How to obtain stock market company sector from ticker or company name in python

6.1k Views Asked by At

Given a company ticker or name I would like to get its sector using python.

I have tried already several potential solutions but none has worked succesfully

The two most promising are:

1) Using the script from: https://gist.github.com/pratapvardhan/9b57634d57f21cf3874c

from urllib import urlopen
from lxml.html import parse

'''
Returns a tuple (Sector, Indistry)
Usage: GFinSectorIndustry('IBM')
'''
def GFinSectorIndustry(name):
  tree = parse(urlopen('http://www.google.com/finance?&q='+name))
  return tree.xpath("//a[@id='sector']")[0].text, tree.xpath("//a[@id='sector']")[0].getnext().text

However I am using python --version 3.8

I have been able to tweak this solution, but the last line is not working and I am completely new to scraping web pages, so I would appreciate if anyone has some suggestions.

Here is my current code:

from urllib.request import Request, urlopen
from lxml.html import parse

name="IBM"
req = Request('http://www.google.com/finance?&q='+name, headers={'User-Agent': 'Mozilla/5.0'})
webpage = urlopen(req)

tree = parse(webpage)

But then the last part is not working and I am very new to this xpath syntax:

tree.xpath("//a[@id='sector']")[0].text, tree.xpath("//a[@id='sector']")[0].getnext().text

2) The other option was embedding R's TTN package as shown here: Find which sector a stock belongs to

However, I want to run it within my Jupyter notebook, and it is just taking ages to run ss <- stockSymbols()

3

There are 3 best solutions below

5
keepAlive On

Following your comment, for marketwatch.com/investing/stock specifically, the xpath that is likely to work is "//div[@class='intraday__sector']/span[@class='label']" meaning that doing

tree.xpath("//div[@class='intraday__sector']/span[@class='label']")[0].text

should return the desired information.

I am completely new to scraping web pages [...]

Some precisions:

  1. This xpath totally depends on the website you are looking at, explaining why there were no hope in searching "//a[@id='sector']" in the page you mention in comments, since this xpath (now outdated) was google-finance specific. Put differently, you first need to "study" the page you are interested in to know where the information you want is located.
  2. To conduct such "study" I use Chrome DevTools and check any xpath in the console, doing $x(<your-xpath-of-interest>) where the function $x is documented here (with examples!).
  3. Luckily for you, the information you want to get from marketwatch.com/investing/stock -- the sector's name -- is statically generated (i.e. not dynamically generated at page loading, in which case other scraping techniques would have been required, resorting to other python libraries such as Selenium.. but this is another question).
0
alejandro On

To answer the question:

How to obtain stock market company sector from ticker or company name in python?

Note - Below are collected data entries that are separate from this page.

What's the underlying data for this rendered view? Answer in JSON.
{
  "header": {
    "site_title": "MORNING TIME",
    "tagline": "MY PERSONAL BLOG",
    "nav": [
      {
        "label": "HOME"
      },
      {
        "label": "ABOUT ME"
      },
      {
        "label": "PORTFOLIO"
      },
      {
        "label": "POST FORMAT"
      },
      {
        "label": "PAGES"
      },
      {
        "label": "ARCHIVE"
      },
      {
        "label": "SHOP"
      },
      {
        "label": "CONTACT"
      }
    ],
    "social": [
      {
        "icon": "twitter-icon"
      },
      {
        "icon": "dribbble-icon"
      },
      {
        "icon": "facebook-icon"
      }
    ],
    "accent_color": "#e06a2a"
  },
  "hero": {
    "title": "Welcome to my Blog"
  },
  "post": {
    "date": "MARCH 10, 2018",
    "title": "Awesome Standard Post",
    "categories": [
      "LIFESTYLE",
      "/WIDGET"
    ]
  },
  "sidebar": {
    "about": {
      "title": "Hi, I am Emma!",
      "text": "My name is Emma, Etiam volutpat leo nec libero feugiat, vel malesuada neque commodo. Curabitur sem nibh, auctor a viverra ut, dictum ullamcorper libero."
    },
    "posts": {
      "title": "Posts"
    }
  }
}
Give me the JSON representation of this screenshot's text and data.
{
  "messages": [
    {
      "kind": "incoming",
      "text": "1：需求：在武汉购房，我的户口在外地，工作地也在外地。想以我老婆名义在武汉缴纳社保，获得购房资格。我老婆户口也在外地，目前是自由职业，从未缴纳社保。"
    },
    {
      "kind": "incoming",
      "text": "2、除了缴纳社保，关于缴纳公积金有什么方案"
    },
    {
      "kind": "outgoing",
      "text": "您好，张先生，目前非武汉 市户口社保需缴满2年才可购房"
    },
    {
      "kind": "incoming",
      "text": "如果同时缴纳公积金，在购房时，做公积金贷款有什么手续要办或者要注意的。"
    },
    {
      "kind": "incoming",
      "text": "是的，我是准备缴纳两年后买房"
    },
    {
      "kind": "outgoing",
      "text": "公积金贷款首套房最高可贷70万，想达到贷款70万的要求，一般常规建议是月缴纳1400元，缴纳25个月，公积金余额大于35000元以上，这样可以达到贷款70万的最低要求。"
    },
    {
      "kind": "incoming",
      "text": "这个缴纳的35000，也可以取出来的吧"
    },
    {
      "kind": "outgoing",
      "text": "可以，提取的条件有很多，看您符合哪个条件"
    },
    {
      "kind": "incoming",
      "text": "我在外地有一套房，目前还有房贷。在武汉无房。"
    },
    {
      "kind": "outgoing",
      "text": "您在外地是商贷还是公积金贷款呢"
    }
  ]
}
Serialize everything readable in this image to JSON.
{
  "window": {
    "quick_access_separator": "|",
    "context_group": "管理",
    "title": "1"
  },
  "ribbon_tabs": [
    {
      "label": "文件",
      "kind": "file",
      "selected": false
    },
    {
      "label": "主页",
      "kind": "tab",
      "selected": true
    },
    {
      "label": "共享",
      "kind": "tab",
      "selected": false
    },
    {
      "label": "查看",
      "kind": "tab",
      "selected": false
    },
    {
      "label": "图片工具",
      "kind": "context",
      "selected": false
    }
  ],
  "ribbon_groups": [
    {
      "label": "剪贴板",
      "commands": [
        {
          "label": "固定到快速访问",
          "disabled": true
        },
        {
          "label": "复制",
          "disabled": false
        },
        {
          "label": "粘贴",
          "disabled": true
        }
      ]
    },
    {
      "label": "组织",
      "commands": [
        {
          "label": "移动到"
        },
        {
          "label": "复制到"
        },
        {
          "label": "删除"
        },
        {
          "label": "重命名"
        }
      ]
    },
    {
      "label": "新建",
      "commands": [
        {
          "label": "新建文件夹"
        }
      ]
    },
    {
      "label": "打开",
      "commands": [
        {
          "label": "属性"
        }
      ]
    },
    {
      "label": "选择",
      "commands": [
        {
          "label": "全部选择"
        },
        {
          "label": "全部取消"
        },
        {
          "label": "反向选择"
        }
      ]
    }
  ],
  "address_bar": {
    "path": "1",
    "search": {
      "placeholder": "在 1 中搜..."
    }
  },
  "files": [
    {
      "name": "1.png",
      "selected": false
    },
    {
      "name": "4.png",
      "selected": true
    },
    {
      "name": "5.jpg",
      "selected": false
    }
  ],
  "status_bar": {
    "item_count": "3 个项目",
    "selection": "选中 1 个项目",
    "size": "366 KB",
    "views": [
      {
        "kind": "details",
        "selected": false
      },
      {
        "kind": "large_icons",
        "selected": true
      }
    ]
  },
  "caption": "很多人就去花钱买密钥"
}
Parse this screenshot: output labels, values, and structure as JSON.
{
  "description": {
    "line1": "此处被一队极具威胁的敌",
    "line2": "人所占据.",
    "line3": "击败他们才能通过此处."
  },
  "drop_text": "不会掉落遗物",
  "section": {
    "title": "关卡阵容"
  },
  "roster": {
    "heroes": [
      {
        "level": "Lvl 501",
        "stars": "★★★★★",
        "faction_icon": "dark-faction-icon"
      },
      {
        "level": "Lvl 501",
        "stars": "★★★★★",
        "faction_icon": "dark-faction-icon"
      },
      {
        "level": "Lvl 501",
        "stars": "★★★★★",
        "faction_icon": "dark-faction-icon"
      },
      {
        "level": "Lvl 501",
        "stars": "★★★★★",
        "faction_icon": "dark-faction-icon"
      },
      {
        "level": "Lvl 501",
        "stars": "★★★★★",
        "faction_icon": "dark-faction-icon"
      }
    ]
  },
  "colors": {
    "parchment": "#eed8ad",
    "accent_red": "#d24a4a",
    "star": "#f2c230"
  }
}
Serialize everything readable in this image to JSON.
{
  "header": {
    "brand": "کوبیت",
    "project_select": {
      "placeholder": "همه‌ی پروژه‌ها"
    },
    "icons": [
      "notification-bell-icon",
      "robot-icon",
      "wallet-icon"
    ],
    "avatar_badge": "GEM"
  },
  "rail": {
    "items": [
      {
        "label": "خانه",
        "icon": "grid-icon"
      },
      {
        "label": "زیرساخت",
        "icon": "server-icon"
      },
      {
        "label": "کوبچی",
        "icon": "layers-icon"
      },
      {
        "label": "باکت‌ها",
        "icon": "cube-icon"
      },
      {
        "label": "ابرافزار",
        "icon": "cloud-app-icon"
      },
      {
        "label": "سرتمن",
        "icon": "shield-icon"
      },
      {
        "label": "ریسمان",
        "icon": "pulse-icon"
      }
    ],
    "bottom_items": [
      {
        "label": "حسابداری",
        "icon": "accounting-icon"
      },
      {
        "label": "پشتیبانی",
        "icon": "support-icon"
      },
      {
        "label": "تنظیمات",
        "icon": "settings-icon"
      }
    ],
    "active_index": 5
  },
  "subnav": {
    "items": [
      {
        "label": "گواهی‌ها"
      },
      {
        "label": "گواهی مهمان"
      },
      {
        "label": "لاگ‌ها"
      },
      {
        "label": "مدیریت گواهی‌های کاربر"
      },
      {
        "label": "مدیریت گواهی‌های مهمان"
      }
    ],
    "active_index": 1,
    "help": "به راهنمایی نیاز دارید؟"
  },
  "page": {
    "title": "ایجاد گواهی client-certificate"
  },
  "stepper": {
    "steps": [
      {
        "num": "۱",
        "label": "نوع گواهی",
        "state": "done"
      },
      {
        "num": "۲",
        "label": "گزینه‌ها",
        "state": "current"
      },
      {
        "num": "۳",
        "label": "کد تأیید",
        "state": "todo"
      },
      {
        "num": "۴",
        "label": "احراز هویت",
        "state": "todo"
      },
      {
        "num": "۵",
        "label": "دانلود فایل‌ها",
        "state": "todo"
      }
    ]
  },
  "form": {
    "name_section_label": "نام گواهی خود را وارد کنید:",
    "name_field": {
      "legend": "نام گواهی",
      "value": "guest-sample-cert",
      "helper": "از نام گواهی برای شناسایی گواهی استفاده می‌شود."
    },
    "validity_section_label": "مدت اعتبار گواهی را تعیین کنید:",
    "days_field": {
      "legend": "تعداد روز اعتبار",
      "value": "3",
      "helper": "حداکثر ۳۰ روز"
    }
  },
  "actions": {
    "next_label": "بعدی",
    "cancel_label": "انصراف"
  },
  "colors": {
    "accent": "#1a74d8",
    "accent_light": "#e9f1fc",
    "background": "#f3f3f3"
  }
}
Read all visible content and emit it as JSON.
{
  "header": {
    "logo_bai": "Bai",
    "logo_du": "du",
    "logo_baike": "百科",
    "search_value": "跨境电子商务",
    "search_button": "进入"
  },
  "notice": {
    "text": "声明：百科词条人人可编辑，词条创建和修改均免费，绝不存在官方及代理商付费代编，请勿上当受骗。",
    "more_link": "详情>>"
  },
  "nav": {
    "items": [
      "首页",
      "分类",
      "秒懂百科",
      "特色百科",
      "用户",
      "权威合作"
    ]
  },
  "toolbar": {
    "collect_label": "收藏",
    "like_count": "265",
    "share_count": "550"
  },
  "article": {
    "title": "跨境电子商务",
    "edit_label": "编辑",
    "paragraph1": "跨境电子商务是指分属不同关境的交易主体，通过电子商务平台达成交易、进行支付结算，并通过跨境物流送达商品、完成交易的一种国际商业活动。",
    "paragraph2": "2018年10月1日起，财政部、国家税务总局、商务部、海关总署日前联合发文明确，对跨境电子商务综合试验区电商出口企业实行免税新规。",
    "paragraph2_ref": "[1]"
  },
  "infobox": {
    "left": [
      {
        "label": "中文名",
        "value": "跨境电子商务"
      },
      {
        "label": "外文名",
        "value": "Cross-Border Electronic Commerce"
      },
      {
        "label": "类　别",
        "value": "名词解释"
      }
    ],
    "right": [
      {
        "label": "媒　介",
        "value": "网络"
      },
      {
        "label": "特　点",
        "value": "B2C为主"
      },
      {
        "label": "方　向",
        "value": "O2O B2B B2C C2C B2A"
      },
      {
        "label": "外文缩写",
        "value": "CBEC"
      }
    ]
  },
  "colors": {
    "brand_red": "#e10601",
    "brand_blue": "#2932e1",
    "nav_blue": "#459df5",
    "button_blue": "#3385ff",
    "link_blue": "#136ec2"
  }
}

I had to find a work around after reading some material and some nice suggestions from @keepAlive.

The following does the job in a reverse way, i.e. gets the companies given the sector. There are 10 sectors, so it is not too much work if one wants info for all sectors: https://www.stockmonitor.com/sectors/

Given that marketwatch.com/investing/stock was throwing a 405 Error, I decided to use https://www.stockmonitor.com/sectors/, for example:

https://www.stockmonitor.com/sector/healthcare/

Here is the code:

import requests

import pandas as pd

from lxml.html import parse
from urllib.request import Request, urlopen

headers = [
    "Mozilla/5.0 (Macintosh; Intel Mac OS X 10_9_3)" + " "
    "AppleWebKit/537.36 (KHTML, like Gecko)" + " " + "Chrome/35.0.1916.47" +
    " " + "Safari/537.36"
]

url = 'https://www.stockmonitor.com/sector/healthcare/'

headers_dict = {'User-Agent': headers[0]}
req = Request(url, headers=headers_dict)
webpage = urlopen(req)

tree = parse(webpage)
healthcare_tickers = []
for element in tree.xpath("//tbody/tr/td[@class='text-left']/a"):

    healthcare_tickers.append(element.text)

pd.Series(healthcare_tickers)

Thus, healthcare_tickers has the stock companies in the healthcare sector.

0
oo7knutson On

You can easily obtain the sector for any given company/ticker with yahoo finance:

import yfinance as yf

tickerdata = yf.Ticker('TSLA') #the tickersymbol for Tesla
print (tickerdata.info['sector'])

Code returns: 'Consumer Cyclical'

If you want other information about the company/ticker, just print(tickerdata.info) to see all other possible dictionary keys and corresponding values, like ['sector'] used in the code above.